After the unveiling of the route for the 100th Tour de France in Paris this morning, this year’s runner up Chris Froome will be increasingly determined to shine there next year. He gave up his personal ambitions this year in order to help his Sky team-mate Bradley Wiggins, but appeared to be the stronger climber.
With next year’s race featuring fewer time trial kilometres and four summit finishes, he will fancy his chances. There has been talk that Bradley Wiggins might pass up team leadership in order to try to win a different Grand Tour; Froome hopes that he will get the opportunity to play his own cards this time round, and will relish finishes such as Mont Ventoux, Alpe d’Huez and more.

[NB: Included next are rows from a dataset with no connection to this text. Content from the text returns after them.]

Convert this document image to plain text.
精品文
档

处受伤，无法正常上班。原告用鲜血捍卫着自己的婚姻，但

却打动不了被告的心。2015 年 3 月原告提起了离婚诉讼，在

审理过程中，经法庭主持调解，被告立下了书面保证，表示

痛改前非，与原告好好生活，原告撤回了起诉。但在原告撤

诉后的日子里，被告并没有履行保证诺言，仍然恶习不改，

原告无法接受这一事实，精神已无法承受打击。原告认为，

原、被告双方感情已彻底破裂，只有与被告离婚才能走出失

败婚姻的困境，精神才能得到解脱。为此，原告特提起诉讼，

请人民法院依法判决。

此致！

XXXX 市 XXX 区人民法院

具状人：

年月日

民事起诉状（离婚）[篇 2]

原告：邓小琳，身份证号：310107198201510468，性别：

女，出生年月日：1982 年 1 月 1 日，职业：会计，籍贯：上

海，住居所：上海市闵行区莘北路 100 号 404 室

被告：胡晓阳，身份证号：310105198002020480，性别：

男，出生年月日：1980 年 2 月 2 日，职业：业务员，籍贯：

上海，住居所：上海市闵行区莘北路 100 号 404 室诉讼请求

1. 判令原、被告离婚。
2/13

“I do not know yet if I will be able to ride two big tours. I will only be able to seek one win and I have the Tour (de France) in mind,” he told the Daily Telegraph prior to the presentation.
“I think Bradley could be the leader on the Giro d'Italia and me on the Tour. But we still have to wait for next year's programmes and talk about this with the managers.”
Although organisers ASO would want the defending champion on the start line, Wiggins has suggested today that he could well target the Giro and then help Froome in the Tour.
Team Sky recently made its general classification ambitions clear when it allowed sprinter Mark Cavendish to leave after only completing one year out of his three-year deal.